After a series of complaints about its work, the charity Eilean Eisdeal has been told by the Office of the Scottish Charity Regulator to set out policies to address conflicts of interest and to make sure it is "perceived as community-led".
The charity organises community development projects on Easdale Island in the Inner Hebrides, which has a permanent population of about 70 people and covers an area of less than 10 hectares.
Eilean Eisdeal carries out regeneration work on the island and renovates community buildings. It is working on the regeneration and repair of the local harbour.
The OSCR opened an inquiry into the charity after receiving a series of complaints about it in November 2009. Its report on the inquiry, published this week, concludes there was "no evidence of serious misconduct" at the charity, but recommends a series of improvements to its governance.
At a meeting in September 2009, says the report, the charity set out new proposals for visitor accommodation that said kitchen facilities should not be included so as to encourage the established bar on the island to be used as the main eating facility.
It says a charity trustee who would benefit privately from this did not declare it as a conflict of interest until February 2010.
Keren Cafferty, chair of the charity, told Third Sector she was the trustee that owned the island's bar and restaurant. "I have apologised for not declaring my conflict of interest at an earlier stage, but the fact is that I declared it as soon as it was time to make a decision on the plans," she said. "Before that, there was only informal chat about the visitor accommodation."

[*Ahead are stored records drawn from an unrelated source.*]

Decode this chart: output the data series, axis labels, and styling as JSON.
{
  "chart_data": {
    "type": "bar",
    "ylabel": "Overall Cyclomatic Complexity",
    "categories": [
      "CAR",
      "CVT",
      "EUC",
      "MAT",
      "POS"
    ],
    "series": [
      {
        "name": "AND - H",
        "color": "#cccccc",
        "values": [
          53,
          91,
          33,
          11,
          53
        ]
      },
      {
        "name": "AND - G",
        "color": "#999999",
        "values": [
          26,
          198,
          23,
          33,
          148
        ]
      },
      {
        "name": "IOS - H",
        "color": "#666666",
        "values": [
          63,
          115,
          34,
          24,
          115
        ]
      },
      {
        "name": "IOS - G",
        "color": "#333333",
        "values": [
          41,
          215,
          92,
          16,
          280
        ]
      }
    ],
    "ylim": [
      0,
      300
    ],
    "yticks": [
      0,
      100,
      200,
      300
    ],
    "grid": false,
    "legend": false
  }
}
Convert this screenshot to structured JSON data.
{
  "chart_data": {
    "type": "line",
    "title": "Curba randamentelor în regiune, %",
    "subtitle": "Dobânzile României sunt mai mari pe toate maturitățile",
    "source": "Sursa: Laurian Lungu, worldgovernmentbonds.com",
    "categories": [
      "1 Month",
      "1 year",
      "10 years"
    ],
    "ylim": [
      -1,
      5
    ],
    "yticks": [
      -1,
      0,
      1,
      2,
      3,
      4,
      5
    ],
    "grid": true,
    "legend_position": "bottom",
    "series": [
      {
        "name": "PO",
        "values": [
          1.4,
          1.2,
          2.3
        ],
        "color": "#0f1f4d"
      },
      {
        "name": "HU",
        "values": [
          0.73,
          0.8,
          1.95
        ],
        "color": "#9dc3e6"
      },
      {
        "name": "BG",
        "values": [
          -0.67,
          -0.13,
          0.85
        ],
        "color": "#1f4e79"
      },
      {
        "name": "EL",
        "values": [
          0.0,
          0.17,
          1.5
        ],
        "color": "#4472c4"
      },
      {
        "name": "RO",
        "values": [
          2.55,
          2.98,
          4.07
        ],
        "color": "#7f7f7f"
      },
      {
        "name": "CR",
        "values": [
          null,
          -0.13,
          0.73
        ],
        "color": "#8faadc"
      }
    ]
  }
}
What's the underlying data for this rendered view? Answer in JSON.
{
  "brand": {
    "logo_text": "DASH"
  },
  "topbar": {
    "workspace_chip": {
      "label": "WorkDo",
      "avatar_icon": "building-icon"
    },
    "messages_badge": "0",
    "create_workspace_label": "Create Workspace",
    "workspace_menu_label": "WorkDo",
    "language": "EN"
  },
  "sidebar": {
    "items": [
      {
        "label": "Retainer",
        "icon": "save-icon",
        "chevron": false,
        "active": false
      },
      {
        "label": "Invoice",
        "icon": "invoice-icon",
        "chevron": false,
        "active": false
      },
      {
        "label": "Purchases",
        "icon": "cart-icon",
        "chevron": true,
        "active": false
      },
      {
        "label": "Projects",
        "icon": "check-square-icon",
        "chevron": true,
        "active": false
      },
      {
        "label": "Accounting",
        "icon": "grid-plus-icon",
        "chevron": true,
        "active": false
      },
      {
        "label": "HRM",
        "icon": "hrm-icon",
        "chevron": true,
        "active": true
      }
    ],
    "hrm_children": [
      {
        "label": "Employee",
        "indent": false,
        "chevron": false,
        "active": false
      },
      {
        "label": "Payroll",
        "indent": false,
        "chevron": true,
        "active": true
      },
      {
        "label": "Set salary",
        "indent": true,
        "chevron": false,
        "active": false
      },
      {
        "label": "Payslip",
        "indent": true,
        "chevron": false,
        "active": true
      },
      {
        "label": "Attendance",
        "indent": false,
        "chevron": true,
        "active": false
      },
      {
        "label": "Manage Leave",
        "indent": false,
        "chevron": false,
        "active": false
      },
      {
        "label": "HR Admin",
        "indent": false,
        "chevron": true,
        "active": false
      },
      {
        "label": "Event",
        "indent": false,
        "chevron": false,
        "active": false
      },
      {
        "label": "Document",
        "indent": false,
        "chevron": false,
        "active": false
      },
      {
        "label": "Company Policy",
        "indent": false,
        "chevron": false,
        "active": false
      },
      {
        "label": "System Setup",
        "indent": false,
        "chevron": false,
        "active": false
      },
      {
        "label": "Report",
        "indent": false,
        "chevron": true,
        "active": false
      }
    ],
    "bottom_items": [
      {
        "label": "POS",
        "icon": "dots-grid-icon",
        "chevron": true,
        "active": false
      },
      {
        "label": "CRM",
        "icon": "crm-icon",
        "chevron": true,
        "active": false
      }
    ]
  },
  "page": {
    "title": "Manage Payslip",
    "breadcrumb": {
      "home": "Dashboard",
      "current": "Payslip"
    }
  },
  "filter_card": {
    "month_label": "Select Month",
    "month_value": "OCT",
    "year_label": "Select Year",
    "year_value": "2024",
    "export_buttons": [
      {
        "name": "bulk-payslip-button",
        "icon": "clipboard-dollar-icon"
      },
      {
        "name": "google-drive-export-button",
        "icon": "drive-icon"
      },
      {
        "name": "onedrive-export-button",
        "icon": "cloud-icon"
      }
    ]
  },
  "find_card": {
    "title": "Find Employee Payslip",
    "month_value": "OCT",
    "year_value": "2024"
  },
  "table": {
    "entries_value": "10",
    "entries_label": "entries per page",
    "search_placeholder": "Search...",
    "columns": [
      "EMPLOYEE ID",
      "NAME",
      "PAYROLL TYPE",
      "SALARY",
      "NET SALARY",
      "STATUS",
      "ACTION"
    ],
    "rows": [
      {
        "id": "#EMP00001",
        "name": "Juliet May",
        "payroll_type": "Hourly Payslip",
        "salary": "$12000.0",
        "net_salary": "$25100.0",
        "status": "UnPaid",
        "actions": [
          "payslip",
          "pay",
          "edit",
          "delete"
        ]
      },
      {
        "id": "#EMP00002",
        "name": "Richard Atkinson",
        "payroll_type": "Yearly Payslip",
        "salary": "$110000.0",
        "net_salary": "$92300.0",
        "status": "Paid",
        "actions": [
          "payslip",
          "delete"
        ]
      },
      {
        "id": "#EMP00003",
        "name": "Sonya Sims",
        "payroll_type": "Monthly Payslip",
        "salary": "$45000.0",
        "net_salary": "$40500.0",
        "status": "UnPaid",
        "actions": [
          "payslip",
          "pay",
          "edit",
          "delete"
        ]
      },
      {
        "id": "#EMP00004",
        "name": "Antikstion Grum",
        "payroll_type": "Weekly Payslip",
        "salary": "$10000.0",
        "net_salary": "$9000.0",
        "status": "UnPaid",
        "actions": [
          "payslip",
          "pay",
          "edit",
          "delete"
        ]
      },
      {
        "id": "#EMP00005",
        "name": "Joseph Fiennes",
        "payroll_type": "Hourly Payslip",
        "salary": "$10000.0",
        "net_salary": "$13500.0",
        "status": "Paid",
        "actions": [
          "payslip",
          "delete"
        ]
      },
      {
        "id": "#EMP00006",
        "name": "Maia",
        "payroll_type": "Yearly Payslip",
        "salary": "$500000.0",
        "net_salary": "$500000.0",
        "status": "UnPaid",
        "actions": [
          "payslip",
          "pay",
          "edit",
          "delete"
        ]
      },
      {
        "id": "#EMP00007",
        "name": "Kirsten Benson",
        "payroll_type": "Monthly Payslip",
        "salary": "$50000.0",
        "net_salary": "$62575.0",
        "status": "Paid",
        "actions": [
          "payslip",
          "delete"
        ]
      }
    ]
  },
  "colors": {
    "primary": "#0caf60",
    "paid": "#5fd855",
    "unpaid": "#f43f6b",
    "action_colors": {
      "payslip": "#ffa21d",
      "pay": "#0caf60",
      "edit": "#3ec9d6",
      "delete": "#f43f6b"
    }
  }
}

The report says complainants alleged that, by ignoring opposition to the charity’s proposals, Eilean Eisdeal was not acting in the interests of the island community. But the OSCR says the charity provided evidence that it had consulted the local community about proposals to build visitor accommodation, social housing and business premises and that it had revised its plans as a result.
Cafferty said: "We carry out enough community consultations to sink a battleship. The last time we worked on a new development we sent questionnaires to every house on the island asking for their views, and we listened to the responses.
"Of course there is some opposition to development, but this is outweighed by those in favour of it," she said. "That is how democracy works."
Cafferty said she thought the complaints were from a small number of "serial complainers" who objected to a community plan set out by the charity. She said the community plan included proposals to build new social housing and small business units, but there was opposition to this from people who did not want any new development to take place on the island.
The OSCR report says trustees should implement a code of conduct and a register of interests and ensure these are applied consistently.
It also says trustees should "take all reasonable steps to ensure that the charity is perceived as community-led within the community" and "ensure appropriate policies are in place to address disputes and external complaints".
It says: "While we appreciate that in a small community individuals are likely to have overlapping roles and conflicts may perhaps be more likely to arise, trustees should be alert to the damage to public confidence that a conflict of interest may cause."
The report says this is the second time the regulator has opened an inquiry into the charity. It says the first took place in 2005 and "some of the matters reported to OSCR at that time are also features of this inquiry". After the 2005 inquiry, the OSCR provided compliance advice and received assurances from the charity, the report says.